As over the long term property values always go up, it protects against inflation.

Driving the increase in this type of investment, are the rising number of family offices.

They source valuable luxury properties in prime locations, also residential and commercial real estate.

It is an important part of their allocations. Many are considering property that provides rental income as well as capital gains, or funds, depending on the preferences of the families and experience in the offices.

Since the emergence of Covid-19 there has been a focus on emerging trends, opportunities and threats like technology.

All property types won’t be affected in the same way.
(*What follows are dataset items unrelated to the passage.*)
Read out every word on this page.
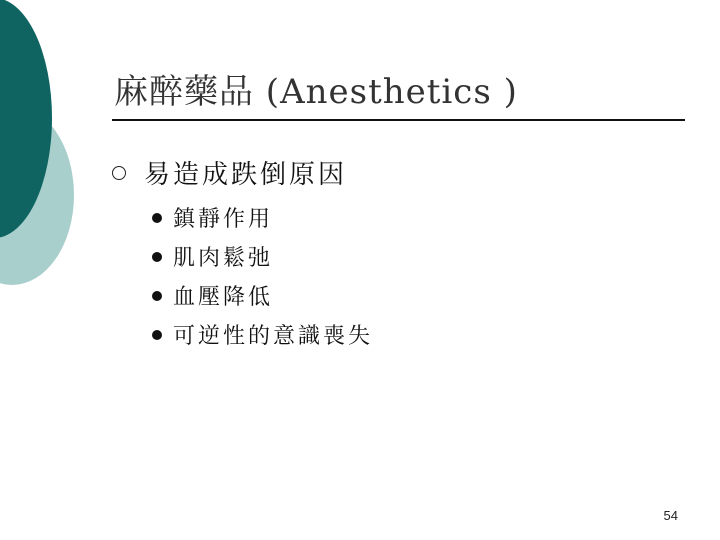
麻醉藥品 (Anesthetics )
易造成跌倒原因
鎮靜作用
肌肉鬆弛
血壓降低
可逆性的意識喪失
54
Offices, retail, hotels and other hospitality properties are cause for concern, while warehousing, logistics, agricultural and certain types of residential, like single family units might go up in value.

Apparently, it is doubted that hedge funds are able to conserve value in a downturn, and the fees are disliked.

Gold is another favored option for inflation and wealth protection. 12% of family offices expect to add to their holding of it next year. In 2011 it hit a record high of $1917.90 an ounce, and it’s back in that price range again.

The current recession won’t be exactly the same as the last, but there will be similarities. During and after 2008 family offices were over cautious, and missed many opportunities. It seems they don’t intend to make the same mistakes this time around.